I don't understand the difference in the t and p pointers. The t pointer gives the same output when printing t and *t only when using **t I get the value.

What's the difference between them?
The code is:

int main()
{
    int B [2][3] = {
      {2, 3, 6},
      {4, 5, 8}
    };
    int *p = B;
    int (*t)[3] = B;
    printf ("%d\n", p);
    printf ("%d\n", t);
    printf ("%d\n", *p);
    printf ("%d\n", *t);
    printf ("%d\n", **t);

    return 0;
}

Output is:

6422000
6422000
2
6422000
2

CodePudding user response：

Comments have addressed the importance of using the correct format specifiers, but here are a couple of other points to consider:

int *p is a single instance of a pointer to int, as such it can point to the location of a single int:

int *p = &B[0][0];//assigning address of p to the location of a single integer value

But int *p = B; because B is not a single int, should result in a warning. eg:

"warning: incompatible pointer types initializing 'int *' with an expression of type 'int [2][3]"

Also, the assignment:

int (*t)[3] = B;  

creates an array of 3 pointers to int, but serves to initialize only two of the three locations created because B is defined as having only two instances of 3 elements

int B [2][3] = {{2, 3, 6}, {4, 5, 8}};  

On my machine for example, the following address locations are assigned to t

t[0] == 0x0639FE94 //indicating location in memory of B[0]
t[1] == 0x0639FEA0 //indicating location in memory of B[1] 

It is unknown at this point what address t[2] is pointing at.

CodePudding user response：

Writing int *p = B; isn't a good idea but anyway, it puts the address of the very first element of B, 2 into p.
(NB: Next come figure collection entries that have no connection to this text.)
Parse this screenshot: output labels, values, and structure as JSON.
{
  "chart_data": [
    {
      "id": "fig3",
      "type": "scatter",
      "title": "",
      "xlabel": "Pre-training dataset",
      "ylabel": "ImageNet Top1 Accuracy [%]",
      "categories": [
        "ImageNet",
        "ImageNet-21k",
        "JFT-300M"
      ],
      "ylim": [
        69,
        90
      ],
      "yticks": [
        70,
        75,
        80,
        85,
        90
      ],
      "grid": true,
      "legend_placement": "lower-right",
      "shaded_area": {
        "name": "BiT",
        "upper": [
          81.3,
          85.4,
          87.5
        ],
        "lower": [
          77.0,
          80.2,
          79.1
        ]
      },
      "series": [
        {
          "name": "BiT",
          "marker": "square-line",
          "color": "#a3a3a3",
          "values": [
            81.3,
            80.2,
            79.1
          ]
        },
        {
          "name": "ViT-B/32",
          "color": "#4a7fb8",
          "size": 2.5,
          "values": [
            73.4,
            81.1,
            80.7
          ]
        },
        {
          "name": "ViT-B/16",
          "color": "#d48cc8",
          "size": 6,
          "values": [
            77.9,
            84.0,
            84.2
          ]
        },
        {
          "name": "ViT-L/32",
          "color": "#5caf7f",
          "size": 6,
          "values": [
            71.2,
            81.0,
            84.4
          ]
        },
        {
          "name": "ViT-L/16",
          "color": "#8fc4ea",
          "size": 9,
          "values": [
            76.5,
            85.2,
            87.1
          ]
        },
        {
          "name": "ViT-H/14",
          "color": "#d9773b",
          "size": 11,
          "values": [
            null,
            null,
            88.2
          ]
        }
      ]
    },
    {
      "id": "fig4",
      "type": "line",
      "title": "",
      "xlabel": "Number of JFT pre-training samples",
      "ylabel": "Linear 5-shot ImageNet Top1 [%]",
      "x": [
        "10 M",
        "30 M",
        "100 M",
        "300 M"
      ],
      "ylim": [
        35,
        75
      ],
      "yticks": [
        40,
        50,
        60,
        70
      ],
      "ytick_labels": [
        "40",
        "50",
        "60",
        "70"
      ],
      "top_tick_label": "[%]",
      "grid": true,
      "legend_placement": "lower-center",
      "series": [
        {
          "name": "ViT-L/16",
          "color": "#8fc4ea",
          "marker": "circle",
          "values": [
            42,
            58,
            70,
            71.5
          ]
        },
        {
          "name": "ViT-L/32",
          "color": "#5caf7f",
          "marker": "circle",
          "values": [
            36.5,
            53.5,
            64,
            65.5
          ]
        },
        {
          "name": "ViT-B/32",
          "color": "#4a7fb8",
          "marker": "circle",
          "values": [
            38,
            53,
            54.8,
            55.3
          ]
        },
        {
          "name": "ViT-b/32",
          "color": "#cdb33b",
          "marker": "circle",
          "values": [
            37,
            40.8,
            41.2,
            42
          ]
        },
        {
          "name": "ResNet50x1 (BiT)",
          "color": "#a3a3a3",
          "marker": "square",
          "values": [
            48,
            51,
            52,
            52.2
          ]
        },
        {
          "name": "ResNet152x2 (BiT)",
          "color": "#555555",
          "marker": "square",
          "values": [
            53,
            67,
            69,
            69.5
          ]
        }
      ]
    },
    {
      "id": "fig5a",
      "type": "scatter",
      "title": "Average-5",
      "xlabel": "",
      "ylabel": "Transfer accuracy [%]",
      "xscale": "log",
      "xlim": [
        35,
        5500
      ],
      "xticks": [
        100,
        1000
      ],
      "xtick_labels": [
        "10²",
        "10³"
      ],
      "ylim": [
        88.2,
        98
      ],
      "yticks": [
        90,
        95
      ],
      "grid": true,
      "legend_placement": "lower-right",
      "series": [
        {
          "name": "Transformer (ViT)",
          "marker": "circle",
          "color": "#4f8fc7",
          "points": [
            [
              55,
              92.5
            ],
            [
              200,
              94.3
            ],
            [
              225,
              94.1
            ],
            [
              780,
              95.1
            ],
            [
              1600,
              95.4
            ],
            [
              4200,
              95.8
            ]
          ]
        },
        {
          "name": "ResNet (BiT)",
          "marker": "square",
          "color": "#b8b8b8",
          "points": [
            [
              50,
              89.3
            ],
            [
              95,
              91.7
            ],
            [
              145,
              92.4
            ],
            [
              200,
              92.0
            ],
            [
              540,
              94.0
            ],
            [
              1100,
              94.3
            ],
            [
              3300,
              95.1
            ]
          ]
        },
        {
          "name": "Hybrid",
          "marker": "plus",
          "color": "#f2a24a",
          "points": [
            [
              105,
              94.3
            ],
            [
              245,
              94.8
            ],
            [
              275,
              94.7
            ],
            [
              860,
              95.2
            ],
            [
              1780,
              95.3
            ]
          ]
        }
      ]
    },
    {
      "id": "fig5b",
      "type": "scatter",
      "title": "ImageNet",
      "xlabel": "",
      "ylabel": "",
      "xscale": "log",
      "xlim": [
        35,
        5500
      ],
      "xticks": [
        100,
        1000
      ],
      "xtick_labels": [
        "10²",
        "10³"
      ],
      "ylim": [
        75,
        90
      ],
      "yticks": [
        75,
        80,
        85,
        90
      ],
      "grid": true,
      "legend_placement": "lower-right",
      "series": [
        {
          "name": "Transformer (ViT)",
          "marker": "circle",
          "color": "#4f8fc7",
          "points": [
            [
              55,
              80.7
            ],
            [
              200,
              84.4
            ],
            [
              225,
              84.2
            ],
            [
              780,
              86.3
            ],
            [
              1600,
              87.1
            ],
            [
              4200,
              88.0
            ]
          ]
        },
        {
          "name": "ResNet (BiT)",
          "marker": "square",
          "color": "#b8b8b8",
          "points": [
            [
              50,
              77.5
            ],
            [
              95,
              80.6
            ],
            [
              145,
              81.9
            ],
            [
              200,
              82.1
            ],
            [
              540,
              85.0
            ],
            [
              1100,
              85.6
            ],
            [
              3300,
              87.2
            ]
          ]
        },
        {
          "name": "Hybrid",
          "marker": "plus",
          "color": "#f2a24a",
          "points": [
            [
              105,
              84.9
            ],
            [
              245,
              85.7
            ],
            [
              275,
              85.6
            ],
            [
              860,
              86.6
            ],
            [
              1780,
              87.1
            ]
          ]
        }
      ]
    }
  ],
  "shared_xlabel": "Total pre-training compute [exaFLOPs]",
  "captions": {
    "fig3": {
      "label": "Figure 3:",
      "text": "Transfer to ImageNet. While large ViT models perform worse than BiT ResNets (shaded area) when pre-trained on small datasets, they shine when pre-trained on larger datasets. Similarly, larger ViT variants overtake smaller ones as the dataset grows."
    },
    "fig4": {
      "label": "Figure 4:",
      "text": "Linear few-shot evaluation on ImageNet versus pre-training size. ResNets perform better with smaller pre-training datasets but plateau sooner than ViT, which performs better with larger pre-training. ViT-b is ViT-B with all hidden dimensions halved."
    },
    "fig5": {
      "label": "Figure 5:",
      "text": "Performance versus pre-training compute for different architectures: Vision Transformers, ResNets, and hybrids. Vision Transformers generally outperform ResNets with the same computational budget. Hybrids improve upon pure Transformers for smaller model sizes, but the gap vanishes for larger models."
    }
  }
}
So, p outputs the address(6422000) and *p outputs 2. All good till here.

What is t? It's a pointer to an array, B. What will happen when you print it, you'll get the address to B, which is always also the address of it's very first element, which happens to be 6422000. So, what will happen when you dereference t? You'll get and array, B in this case, which will then decay into a pointer and give you the memory address. And the memory address of B is 6422000. And **t will dereference the dereferenced array. The deference array is B, which will decay into the pointer, 6422000 in this case and that will be dereferenced again, giving 2.

Basically:

• p: Address of the very first element of B, 2.
• *p: Dereferenced p, in this case 2.
• t: Address to B. Address of an array is also the address of it's very first element, equivalent to p.
• *t: Dereferences into B, B will decay into it's very first element's pointer, equivalent to p.
• **t: Dereferenced *t, which is 2.

Note: I know, the first element of B is {2, 3, 6}, not 2. I refer to 2 as "the very first element". That's inaccurate but for the purpose of explanation, I was forced to use the terminology.